Last night, I was asked why one should refactor if the test is passing. The test-driven development mantra of “red, green, refactor,” is ingrained in many practitioners' head, but why exactly should you bother with this ‘frivolous’ third step? When you write perfect code, why bother?
Your Code is Not Perfect
I have seen beautiful code. Code that is not repeated, is easy to maintain, and easy to read. However, to make the claim that the code is perfect is fallacious. Most developers write in a stream of consciousness style, which may not be clear even to the same developer a few months later. Even if you immediately create beautiful, clean code, it is still necessary to proofread your work once the functionality is verified.
Don’t Repeat Yourself
Many people following TDD are familiar with the DRY principle. You should write code once, and duplication should be removed. This modification is a form of refactoring. If you neglect this aspect of your development practice, it will eventually lead to further problems.
Although many people recognize duplicated business logic, far fewer recognize duplication with within other algorithms. For example, in Reduce Chain and Extract Projection Refactorings, I move a projection that reverses the order of a comma-delimited string to an extension method called DelimitedReverse(). One benefit of doing this is the functionality is reusable without duplication. Many developers wouldn’t think twice about copying and pasting the lambda expression inside a Select method, but this is often the first indication of a problem. Although this functionality is unlikely to change, if it were necessary it need only be modified in one place. Additionally, the minute piece of code is now testable.
var strings = new[] { "red,green,blue" };
var reversed = strings.DelimitedReverse().First();
Assert.AreEqual("blue,green,red", reversed);
Maintainability
The repetition of logic directly affects the maintainability of a solution. Changes to functionality are not propagated to duplicate pieces of code. After all, if you’ve actually done this, the assumption is that whereas the functionality is the same when it is created, changes should be independent to each other. This is bad for consistency and will lead to bugs in the future when a change causes one subsystem to act differently than others.
Readability
Martin Fowler and Bob Martin have both published books that encourage best practices for writing readable code. There are two rules I think are vitally important for methods: they should be named what they do (not how they do it), and they should be short.

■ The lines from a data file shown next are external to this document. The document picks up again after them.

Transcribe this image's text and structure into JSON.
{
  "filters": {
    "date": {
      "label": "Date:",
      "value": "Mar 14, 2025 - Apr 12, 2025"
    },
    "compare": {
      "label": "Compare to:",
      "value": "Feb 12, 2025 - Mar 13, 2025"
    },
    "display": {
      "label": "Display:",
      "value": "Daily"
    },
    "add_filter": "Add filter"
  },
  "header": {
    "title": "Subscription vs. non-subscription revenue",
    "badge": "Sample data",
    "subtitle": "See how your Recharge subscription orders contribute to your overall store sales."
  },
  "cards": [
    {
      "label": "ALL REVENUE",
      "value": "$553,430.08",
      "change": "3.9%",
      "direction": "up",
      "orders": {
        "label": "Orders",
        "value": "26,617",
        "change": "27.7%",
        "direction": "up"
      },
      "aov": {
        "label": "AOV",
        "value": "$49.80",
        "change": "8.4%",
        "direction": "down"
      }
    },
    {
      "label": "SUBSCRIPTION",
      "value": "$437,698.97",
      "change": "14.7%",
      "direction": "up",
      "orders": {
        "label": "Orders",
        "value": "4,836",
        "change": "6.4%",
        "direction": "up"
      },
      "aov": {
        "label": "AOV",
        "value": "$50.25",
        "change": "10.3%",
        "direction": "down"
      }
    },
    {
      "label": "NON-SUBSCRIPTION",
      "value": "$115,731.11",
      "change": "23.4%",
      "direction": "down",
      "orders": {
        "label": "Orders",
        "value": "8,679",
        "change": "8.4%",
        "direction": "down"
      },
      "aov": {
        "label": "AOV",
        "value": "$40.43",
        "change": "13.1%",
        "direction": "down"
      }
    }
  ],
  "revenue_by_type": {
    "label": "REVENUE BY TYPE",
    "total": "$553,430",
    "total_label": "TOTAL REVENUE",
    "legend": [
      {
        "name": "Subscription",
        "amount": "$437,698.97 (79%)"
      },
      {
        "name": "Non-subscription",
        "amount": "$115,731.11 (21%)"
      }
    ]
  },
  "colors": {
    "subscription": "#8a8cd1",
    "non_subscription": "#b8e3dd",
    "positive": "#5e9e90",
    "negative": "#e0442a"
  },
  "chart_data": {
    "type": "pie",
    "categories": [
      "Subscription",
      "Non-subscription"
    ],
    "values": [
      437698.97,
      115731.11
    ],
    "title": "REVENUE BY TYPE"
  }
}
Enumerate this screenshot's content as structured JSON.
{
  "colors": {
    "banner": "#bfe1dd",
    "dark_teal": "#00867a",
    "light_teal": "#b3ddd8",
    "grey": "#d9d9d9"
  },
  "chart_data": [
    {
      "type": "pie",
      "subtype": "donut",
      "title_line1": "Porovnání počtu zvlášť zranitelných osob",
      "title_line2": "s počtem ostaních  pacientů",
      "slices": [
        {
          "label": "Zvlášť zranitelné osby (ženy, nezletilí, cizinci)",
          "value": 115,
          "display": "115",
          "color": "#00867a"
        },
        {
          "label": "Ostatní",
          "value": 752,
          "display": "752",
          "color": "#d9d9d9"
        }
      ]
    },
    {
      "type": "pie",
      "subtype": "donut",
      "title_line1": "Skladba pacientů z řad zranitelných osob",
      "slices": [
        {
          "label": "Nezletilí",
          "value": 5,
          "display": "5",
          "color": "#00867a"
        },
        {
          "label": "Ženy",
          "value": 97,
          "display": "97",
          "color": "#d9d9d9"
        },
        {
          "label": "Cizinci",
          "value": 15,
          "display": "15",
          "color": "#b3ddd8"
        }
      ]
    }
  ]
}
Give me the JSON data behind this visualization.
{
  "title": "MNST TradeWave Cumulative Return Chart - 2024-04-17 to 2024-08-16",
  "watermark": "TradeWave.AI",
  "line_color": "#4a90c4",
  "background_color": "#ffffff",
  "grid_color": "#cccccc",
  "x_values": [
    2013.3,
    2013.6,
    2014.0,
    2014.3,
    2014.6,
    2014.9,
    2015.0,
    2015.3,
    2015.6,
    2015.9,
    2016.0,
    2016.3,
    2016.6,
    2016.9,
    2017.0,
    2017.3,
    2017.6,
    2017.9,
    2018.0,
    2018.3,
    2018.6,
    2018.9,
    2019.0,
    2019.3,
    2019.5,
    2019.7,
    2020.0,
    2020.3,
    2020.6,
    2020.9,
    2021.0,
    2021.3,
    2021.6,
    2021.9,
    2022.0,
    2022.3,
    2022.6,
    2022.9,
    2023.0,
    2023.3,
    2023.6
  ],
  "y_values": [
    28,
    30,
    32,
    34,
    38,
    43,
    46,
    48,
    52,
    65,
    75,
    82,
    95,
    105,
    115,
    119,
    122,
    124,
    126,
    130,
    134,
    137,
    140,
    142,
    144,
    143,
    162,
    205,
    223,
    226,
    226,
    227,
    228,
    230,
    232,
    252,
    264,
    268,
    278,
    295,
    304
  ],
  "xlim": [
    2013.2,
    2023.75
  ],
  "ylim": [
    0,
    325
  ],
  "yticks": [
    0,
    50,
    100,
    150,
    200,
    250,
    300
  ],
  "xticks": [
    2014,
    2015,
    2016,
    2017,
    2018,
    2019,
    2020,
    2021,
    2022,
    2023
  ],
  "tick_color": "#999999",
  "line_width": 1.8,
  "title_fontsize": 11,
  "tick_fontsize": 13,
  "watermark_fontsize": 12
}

My methods are extremely short as I strive for functional cohesion and refactor to fluent interfaces where I can. This leads to extremely readable code. When I open my codebase up after a long break, I understand exactly what’s going on. My code reads like English, from left to right. The typical codebase contains imperative code which can be difficult to decipher. Many people will claim that the code only needs more comments. However, this leads to an even bigger mess to decipher than before. Properly written code is self-documenting.
This is a simple example that will pass a standard, happy path unit test (with an IO dependency).
public void ReverseLines(string fileName)
{
var lines = File.ReadAllLines(fileName);
var reversedLines = new List<string>();
foreach (string line in lines)
{
var elements = line.Split(',');
Array.Reverse(elements);
var reversed = String.Join(",", elements);
reversedLines.Add(reversed);
}
File.WriteAllLines(fileName, reversedLines);
}
Here is a readable version of the method with the same functionality.
public void ReverseLines(string fileName)
{
File.ReadAllLines(fileName)
.DelimitedReverse()
.Write(fileName);
}
This is accomplished by favoring declarative code and assigning functionality where it belongs. IEnumerable<string> should be responsible for writing itself to a file. IEnumerable<string> should be responsible for delimiting itself, and in this case I refactored further by making a reusable piece of functionality for performing a delimited reverse.
Reusable
By taking the time to refactor your code base, you end up with reusable units of functionality.
public static class EnumerableStringExtensions
{
private const string Delimiter = ",";
public static string Delimit(this IEnumerable<string> strings)
{
return strings.Delimit(Delimiter);
}
public static string Delimit(this IEnumerable<string> strings, string delimiter)
{
return string.Join(delimiter, strings);
}
public static void Write(this IEnumerable<string> strings, string path)
{
File.WriteAllLines(path, strings);
}
public static IEnumerable<string> DelimitedReverse(this IEnumerable<string> source)
{
return source.Select(l => l.Split(',').Reverse().Delimit());
}
}
If I ever need to delimit an IEnumerable<string>, no problem! if I need write an IEnumerable<string> to a file, easy! If the functionality needs to change in some way, I only have to do it in one place.
The Third Step
Test-driven development is great for writing working code, but the third step should not be ignored. Many people don’t want to spend the time cleaning up their code once the functionality is written. However, if you spend the time upfront to complete the TDD process, it will be worth it. Clean code is beautiful code, and clean code requires polish.